ServiceConfig<MyCustomMessageSink> svc = ServiceConfig.builder()
        .service(mySink)
        .serviceClass(MyCustomMessageSink.class)
        .name("mySink")
        .build();

MongooseServerConfig app = MongooseServerConfig.builder()
        .addService(svc)
        .build();

When using the fluent builder, the server injects registered services into processors that declare them (via @ServiceRegistered). For example:

public class MyHandler extends ObjectEventHandlerNode {
    private MessageSink sink;

    @ServiceRegistered
    public void wire(MessageSink sink, String name) {
        this.sink = sink;
    }

    @Override
    protected boolean handleEvent(Object event) {
        if (sink != null) sink.accept(event);
        return true;
    }
}

See also: the example guide wiring FileMessageSink and InMemoryEventSource in docs/guide/file-and-memory-feeds-example.md.

Agent-hosted sinks (optional)

If your sink needs its own thread (e.g., to buffer and flush asynchronously), you can host it on an agent thread by making the sink also implement Agrona Agent or wrapping with a worker service pattern. In most cases, output sinks can remain simple Lifecycle components without an agent.

To run a sink on its own agent thread via EventSinkConfig:

EventSinkConfig<MyCustomMessageSink> sinkCfg = EventSinkConfig.builder()
        .instance(mySink)
        .name("mySink")
        .agent("sink-agent-thread", new BusySpinIdleStrategy())
        .build();

MongooseServerConfig app = MongooseServerConfig.builder()
        .addEventSink(sinkCfg)
        .build();

Note: For this to work, the instance must also implement com.fluxtion.agrona.concurrent.Agent (or be wrapped in a custom ServiceAgent).
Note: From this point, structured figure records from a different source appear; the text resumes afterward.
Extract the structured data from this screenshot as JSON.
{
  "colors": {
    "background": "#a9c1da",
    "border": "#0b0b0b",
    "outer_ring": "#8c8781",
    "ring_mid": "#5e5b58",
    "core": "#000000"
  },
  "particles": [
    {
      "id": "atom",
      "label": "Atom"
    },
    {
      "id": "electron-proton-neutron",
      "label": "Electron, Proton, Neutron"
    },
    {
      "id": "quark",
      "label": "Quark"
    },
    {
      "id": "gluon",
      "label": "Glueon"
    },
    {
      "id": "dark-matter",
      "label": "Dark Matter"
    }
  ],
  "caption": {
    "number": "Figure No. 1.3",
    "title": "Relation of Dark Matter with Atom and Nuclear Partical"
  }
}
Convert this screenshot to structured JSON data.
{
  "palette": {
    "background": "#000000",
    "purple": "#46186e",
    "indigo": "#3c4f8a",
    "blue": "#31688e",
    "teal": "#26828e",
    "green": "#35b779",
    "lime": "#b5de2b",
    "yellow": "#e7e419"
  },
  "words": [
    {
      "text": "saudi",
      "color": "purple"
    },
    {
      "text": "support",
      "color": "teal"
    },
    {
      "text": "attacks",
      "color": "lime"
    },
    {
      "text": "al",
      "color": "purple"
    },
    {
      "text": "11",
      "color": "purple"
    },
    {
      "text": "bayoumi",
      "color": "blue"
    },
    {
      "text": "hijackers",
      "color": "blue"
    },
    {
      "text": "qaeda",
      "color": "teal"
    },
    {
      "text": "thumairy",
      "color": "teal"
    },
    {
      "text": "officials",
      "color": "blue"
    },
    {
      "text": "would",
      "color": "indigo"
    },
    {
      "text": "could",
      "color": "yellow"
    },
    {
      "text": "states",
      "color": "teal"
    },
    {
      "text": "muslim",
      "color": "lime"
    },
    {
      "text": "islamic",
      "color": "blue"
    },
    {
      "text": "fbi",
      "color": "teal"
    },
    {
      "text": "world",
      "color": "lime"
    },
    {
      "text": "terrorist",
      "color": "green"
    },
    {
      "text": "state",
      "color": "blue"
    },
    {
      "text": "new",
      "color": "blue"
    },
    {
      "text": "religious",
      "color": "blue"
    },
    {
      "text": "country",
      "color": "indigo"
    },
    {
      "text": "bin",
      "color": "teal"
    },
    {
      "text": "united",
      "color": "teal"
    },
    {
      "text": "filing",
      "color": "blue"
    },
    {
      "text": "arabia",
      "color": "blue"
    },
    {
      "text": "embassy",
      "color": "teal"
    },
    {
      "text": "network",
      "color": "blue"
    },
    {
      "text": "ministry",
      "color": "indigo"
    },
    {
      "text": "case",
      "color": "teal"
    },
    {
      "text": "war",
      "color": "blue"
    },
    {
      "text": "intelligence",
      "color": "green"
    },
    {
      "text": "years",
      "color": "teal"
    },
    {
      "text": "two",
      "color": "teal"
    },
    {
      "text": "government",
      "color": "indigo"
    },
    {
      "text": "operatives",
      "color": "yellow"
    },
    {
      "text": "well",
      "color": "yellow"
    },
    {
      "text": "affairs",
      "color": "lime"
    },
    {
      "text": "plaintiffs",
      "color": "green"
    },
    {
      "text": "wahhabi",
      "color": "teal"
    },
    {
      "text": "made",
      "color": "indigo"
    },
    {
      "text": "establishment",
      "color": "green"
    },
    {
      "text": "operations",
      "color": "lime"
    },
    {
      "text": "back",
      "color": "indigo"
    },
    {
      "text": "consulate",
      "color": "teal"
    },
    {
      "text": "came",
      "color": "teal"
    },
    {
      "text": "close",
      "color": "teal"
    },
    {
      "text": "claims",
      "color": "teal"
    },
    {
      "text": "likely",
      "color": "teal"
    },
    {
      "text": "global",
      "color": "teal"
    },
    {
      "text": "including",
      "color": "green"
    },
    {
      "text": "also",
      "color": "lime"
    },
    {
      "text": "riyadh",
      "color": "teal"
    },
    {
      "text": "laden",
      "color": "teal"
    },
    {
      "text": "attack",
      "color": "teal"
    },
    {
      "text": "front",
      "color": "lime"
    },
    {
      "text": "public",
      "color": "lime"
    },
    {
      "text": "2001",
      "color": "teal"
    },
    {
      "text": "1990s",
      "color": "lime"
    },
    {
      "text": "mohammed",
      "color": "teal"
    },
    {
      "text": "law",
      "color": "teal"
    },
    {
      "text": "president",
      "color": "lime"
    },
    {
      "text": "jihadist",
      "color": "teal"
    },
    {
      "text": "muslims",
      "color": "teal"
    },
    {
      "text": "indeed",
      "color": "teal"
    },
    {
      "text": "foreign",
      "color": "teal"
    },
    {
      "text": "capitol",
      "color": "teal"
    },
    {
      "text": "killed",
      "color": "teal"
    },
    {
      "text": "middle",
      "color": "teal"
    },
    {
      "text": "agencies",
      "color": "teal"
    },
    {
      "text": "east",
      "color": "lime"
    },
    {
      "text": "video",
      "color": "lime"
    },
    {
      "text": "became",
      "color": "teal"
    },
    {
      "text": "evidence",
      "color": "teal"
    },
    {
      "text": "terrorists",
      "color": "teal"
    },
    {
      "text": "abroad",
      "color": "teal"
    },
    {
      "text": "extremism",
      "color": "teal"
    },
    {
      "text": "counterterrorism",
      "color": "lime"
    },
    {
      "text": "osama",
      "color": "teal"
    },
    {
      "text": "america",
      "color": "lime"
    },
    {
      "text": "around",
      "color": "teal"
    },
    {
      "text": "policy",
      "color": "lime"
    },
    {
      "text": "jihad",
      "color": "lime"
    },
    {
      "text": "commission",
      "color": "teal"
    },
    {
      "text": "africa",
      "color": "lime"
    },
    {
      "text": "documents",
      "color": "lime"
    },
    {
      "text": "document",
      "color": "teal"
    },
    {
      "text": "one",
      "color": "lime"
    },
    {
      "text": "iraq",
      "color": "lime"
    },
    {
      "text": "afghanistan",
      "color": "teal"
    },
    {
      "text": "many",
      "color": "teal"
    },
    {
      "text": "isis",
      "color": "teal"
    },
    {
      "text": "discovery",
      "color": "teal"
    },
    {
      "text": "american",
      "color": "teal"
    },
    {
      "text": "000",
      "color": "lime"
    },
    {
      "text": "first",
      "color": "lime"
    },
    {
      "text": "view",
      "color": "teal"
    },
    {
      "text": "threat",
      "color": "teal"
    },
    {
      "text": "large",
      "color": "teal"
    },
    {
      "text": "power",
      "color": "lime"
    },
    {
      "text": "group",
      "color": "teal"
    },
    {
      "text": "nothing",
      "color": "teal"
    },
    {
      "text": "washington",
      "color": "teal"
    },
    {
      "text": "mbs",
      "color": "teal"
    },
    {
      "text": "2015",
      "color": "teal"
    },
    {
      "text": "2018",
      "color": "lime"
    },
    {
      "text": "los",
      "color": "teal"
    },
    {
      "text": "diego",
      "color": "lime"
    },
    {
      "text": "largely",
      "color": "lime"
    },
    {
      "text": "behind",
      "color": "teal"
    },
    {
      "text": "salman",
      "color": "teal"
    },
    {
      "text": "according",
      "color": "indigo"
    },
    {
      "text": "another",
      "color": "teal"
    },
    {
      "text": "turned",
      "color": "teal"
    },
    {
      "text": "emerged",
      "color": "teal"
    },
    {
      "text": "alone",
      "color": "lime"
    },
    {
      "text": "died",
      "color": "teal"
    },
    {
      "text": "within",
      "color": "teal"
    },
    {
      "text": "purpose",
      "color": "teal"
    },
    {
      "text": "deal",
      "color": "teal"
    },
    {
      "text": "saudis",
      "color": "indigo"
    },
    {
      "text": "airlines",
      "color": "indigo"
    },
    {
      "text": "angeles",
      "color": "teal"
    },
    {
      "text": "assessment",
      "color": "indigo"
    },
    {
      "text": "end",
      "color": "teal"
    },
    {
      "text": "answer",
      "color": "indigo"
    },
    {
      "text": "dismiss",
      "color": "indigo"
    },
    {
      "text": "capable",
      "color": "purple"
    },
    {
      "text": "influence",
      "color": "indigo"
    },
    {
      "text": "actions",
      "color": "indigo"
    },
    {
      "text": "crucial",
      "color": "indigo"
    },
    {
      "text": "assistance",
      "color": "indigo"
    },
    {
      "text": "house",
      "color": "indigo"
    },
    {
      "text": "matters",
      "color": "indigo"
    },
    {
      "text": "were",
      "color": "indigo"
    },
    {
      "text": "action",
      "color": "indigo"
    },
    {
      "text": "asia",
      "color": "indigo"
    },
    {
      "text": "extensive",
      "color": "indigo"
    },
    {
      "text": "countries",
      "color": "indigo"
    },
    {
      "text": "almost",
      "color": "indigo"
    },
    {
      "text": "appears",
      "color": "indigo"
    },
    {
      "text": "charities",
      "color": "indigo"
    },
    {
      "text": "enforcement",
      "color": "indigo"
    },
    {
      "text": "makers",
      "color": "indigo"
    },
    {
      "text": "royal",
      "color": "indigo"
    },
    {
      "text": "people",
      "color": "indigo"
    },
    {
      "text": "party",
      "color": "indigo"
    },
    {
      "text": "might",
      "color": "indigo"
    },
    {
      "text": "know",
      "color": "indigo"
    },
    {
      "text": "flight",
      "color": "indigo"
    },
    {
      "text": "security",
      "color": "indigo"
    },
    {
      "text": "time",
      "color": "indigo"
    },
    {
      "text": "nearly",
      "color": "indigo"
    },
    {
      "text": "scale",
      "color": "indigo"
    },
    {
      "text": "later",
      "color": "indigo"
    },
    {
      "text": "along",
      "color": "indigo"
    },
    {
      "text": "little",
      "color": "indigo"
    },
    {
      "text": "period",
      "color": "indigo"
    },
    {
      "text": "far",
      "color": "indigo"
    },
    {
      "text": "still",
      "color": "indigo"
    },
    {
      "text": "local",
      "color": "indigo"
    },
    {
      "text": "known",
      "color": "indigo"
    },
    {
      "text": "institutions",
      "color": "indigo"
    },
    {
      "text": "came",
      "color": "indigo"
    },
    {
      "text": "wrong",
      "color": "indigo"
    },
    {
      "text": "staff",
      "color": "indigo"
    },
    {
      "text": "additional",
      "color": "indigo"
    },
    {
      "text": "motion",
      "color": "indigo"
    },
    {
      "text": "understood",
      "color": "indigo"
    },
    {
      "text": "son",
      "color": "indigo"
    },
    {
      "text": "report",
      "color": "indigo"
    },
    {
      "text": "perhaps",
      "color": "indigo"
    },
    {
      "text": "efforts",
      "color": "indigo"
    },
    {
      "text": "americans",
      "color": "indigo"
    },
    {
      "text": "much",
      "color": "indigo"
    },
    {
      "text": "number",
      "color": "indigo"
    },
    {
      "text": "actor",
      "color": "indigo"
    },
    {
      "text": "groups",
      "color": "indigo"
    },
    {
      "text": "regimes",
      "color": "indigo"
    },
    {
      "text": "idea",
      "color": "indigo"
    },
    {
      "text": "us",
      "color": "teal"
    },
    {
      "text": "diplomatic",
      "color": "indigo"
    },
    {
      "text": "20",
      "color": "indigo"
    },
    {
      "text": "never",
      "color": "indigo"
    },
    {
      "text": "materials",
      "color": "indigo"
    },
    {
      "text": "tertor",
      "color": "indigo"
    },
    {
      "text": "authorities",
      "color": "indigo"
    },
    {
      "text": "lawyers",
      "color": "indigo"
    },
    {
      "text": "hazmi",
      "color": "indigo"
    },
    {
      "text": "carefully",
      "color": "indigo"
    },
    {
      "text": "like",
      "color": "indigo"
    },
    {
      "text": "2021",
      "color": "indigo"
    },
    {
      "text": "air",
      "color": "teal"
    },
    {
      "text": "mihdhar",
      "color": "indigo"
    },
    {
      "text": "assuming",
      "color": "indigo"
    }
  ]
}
If your sink does not implement Agent, omit the agent(...) configuration.

Testing your sink

  • For sinks writing to files: open the file on start(), write in sendToSink, flush/close on stop().
  • For in-memory sinks: collect values into a thread-safe list; expose a snapshot getter. See com.telamin.mongoose.connector.memory.InMemoryMessageSink.
  • Unit test pattern used in this repo:
    • Create a testable subclass that exposes a public method calling sendToSink (since it’s protected) or test via accept with a mapper if needed.
    • Drive lifecycle methods (init(), start(), stop()).

Example from this repository (FileMessageSinkTest style):

static class TestableMySink extends MyCustomMessageSink {
    public void write(Object value) { super.sendToSink(value); }
}

Common pitfalls and tips

  • Don’t perform heavy blocking operations inside sendToSink if your processors are latency sensitive; consider an internal queue + background agent.
  • Use valueMapper to isolate serialization/formatting from transport code.
  • Make stop() idempotent and always close or release resources.
  • If using files, create parent directories and use UTF-8 consistently.
  • Log at FINE or FINER levels inside hot paths to avoid overhead; prefer guarded logs.

Reference implementations in this repo

With this structure, you can implement custom sinks for any target in a few lines, register them with MongooseServerConfig, and begin publishing from your processors immediately.